Holiday morning-afters spell relief for weary hosts
Did you ever feel like that movie, “The Morning After?” It’s not exactly a science fiction flick, but it may as well be if you look in the mirror after a major holiday like Thanksgiving.
The creature staring back is your image of a carbohydrate overdose. You may still have some poultry stuffing stuck in your hair.
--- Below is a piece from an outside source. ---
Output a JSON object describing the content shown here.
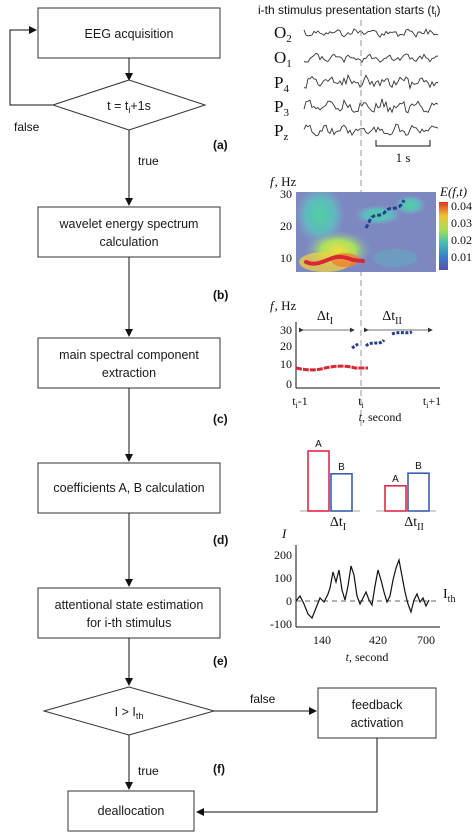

Oddly enough, even though you appear to qualify for a Macy’s Day balloon parade entry, you have a smile on your face.
And that’s because the company that has invaded your humble abode is going home. You know this because as a good hostess you have an evacuation plan. It’s been in effect for months. In fact, you’ve often caught yourself daydreaming about it when you stare out at the ocean and need an impetus for inspiration. It is the stuff that dreams are made of, you might say.
And here it is. I know the sentence ends with a verb, but you’ll see it is well worth the grammatical freedom.
You were thoughtful enough to leave all manner of departure schedules piled high in the guests' rooms and elsewhere. All possible types of transportation including air, sea, land, and burro are plastered on the backs of cereal boxes, on the ceilings of the guest rooms and as an effort to appear tasteful, on the inside of the toilet seat.
As a personal touch I like to have them glazed with leftover gravy and then use a hot glue gun or a blowtorch as a seal for extra protection. Oh, I’m not leaving out the older relatives either; I’ve placed those brochures with a font size up to 80, and just to be safe, a Coke bottle type of magnifying glass.
Of course, there is no electricity in the house the morning after. Every circuit has been blown by all kinds of techno devices plugged in by mostly the young folks and running nonstop since their arrival.
Anything with an Apple logo has snaked its way across floors, over beds, though chairs and under cushions to outlets that are now down to the wattage used in European bed and breakfasts.
But you’ve had the foresight to call the electric company and book an appointment for today. In order to have service restored, you made that appointment in July. For those who have not thought ahead, be prepared for a prerecording when you call your electric company that is nothing but a laugh track from a comedy show like “Two and a Half Men.”
And the cable company has a similar laugh track, except this one keeps repeating they will be with you momentarily before they play the recording. The men that installed this at the cable company were hospitalized from laughing so hard themselves, they ruptured the fluid in their eyeballs. It’s a dangerous job all around.
But the crowning jewel of this evacuation plan is a stroke of genius. Yes, I know it can’t get any better, but it does. I ordered a Dumpster to be delivered for the afternoon of the morning after.
You see, the next day you will find scattered amongst sofa cushions, piled high on your dining room table, stacked in your freezer and refrigerator, hung from shower curtains and stuck in your VCR all kinds of personal items. From eyeglasses to property deeds, they will be forming their own planet right before your eyes. Pretty soon your place will resemble that show where people hoard so many items you need hip boots to get though the place.
And I don’t have to tell you the phone will ring off the hook requesting you save these items.
So the old Boy Scout motto falls into place here, “Be prepared.” Life is good again the morning after.